Your initial reconnaissance must determine the system’s architecture. Is the app you’re testing making network calls to a known AI service provider’s domain? Or does it bundle a large model file within its own package? The answer to this question defines your entire engagement plan.

Security Dimension Cloud-Based AI Edge AI
Primary Attack Vector Network and API-based attacks. Focus on web application security, cloud configuration, and sniffing traffic. Device-centric attacks. Focus on physical access, local software exploitation, and reverse engineering.
Model Extraction Risk Low. The model is a black box, protected by the provider’s infrastructure. Extraction requires a significant breach of the cloud environment. High. If an attacker gains privileged access to the device, they can often directly copy the model file.
Data Privacy Concerns High. Sensitive user data is transmitted and stored centrally, creating a single point of failure and a valuable target for attackers. Lower. Data is processed locally, reducing exposure. Privacy is compromised only if the specific device is compromised.
Scalability of Attack High. A single vulnerability in the central API or cloud infrastructure can compromise all users of the service simultaneously. Low. An attack typically compromises a single device. Scaling the attack requires compromising many individual devices.

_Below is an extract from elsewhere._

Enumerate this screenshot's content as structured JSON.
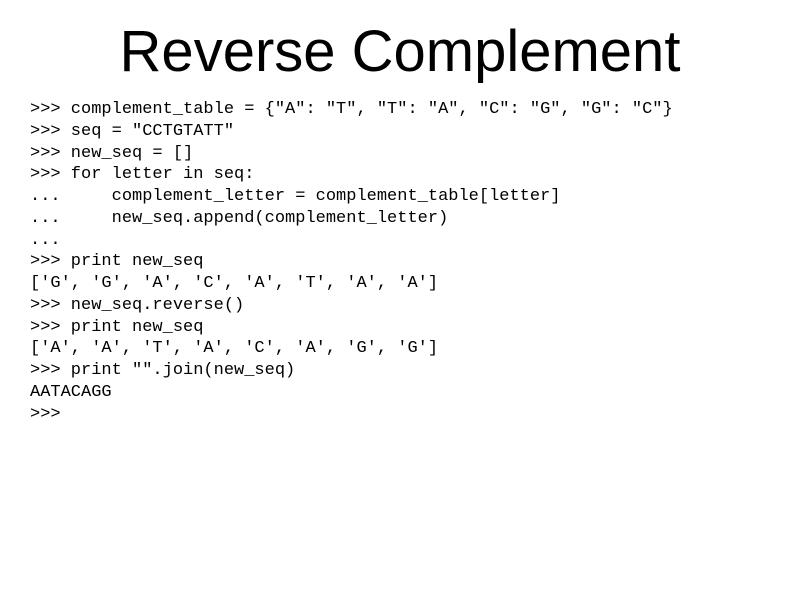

Detection & Monitoring Centralized. The provider can implement robust logging, intrusion detection, and anomaly detection across all API traffic. Decentralized. Monitoring is difficult and relies on on-device security agents, which may not exist or may be disabled by the attacker.

Finally, be aware of hybrid systems. Many applications use a combination of both architectures. For example, a simple “wake word” detection might run on the edge, which then triggers a more complex query to be sent to the cloud. These hybrid models present a combined attack surface, allowing you to chain vulnerabilities. You might exploit the edge component to gain information that helps you attack the cloud backend, or vice versa. As a red teamer, your job is to understand this flow of data and inference to identify the weakest link in the chain.